Islamists organised a national strike in defence of the blasphemy laws at the end of last year; the New York Times noted commentary from Mehdi Hasan of the Human Rights Commission of Pakistan:
“I call it a natural result of religious extremism that is on the rise in Pakistani society… The liberal and democratic forces in the country have retreated so much that it has created an ideological vacuum that is now being filled by the religious extremists.”

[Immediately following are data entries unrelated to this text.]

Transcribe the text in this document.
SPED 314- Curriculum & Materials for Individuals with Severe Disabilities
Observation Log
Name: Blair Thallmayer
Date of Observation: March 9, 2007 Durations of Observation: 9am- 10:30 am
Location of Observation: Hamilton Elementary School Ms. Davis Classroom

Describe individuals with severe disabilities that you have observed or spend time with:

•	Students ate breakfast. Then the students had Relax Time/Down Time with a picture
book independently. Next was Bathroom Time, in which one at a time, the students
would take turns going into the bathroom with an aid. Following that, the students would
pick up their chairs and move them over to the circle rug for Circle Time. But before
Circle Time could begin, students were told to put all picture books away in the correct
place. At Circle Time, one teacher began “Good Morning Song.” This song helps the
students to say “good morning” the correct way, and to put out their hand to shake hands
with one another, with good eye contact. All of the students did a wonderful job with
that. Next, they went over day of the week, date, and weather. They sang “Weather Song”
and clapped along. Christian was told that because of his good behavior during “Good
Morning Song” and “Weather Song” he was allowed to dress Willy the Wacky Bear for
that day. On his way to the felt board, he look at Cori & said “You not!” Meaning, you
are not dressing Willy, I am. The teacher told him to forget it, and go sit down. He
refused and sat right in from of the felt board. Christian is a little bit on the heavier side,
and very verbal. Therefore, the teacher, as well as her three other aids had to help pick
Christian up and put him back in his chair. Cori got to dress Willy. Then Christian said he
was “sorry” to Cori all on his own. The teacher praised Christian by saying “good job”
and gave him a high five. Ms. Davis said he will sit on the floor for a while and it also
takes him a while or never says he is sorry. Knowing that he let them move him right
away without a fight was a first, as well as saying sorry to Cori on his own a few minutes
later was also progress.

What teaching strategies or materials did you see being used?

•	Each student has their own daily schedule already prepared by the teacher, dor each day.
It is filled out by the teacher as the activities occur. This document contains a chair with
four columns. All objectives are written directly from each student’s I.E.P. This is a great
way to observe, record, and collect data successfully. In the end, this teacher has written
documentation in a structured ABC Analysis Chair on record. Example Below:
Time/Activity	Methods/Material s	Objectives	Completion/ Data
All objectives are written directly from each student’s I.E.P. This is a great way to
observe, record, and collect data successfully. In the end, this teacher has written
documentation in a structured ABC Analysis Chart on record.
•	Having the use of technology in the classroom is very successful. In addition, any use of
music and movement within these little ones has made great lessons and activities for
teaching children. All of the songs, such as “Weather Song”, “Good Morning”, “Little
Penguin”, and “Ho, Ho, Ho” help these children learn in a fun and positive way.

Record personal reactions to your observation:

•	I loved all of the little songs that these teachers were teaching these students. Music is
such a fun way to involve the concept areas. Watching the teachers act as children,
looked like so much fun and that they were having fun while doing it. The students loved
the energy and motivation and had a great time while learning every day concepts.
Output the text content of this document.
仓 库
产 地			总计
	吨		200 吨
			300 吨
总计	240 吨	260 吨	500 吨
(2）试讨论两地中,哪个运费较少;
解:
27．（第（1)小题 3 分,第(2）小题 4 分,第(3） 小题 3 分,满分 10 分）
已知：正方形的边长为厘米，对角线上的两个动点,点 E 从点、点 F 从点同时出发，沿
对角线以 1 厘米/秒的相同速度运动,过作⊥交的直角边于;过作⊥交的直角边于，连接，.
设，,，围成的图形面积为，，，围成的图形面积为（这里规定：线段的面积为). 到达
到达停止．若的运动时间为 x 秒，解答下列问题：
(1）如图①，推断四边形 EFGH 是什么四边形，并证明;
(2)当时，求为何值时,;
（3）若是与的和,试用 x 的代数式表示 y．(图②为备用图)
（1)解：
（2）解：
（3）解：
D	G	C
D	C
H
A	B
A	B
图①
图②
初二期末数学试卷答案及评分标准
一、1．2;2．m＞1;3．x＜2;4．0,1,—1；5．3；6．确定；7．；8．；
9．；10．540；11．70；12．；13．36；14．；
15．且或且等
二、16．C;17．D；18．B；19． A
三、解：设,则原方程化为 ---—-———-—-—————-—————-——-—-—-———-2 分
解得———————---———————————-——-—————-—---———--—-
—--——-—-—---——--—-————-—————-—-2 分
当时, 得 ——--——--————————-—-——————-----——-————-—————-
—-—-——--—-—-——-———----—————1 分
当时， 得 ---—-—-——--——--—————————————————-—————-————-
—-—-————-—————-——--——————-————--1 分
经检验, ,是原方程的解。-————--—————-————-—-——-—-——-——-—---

Punjab governor Salmaan Taseer was murdered a short time after this, and Minorities Minister Shahbaz Bhatti two months after that; both had criticised the blasphemy laws and defended the Christian Asia Bibi, who remains on death row following a blasphemy conviction (and even she were to be freed, she risks being murdered). The Muslim judge who sentenced Taseer’s killer to death has reportedly fled to Saudi Arabia with his family, although there is some dispute over whether this is correct or whether he has gone there on hajj.
The appointment of Sherry Rehman as the new ambassador to the USA also highlights how difficult it is to change the law; Tom Wright at the Wall Street Journal reports:
…Ms. Rehman… has been in the spotlight in recent months for her championing of efforts to overturn Pakistan’s blasphemy laws, which sanction the death penalty for people found guilty of blasphemy against Muhammad, Islam’s holy prophet. For a while this year, she went into hiding after receiving death threats for her plans to bring legislation to parliament to amend the laws. She later withdrew her amendments, which [Mohammad Waseem, a professor of political sciences at the Lahore University of Management Sciences] said happened under pressure from the government as it was fearful of stirring up protests from Islamist groups.
Yesterday, Wright reported that the International Crisis Group in Brussels has published a report with recommendations for curtailing Islamist power:
The problem is that few in Pakistan are listening.
To an outsider, the report’s recommendations seem common sense: regulate better the network of “madrassas,” or religious schools, these parties run; prosecute people for speeches that incite violence against religious minorities; require Islamist parties to disband their militant wings; and, most importantly, work to repeal the blasphemy law and other legislation that discriminates against non-Muslims.
But Pakistan’s secular political parties, including the ruling Pakistan People’s Party, remain cowed by what they view as the power of the Islamist parties to wreak havoc through violent protests across the country in defense of their religious prerogatives.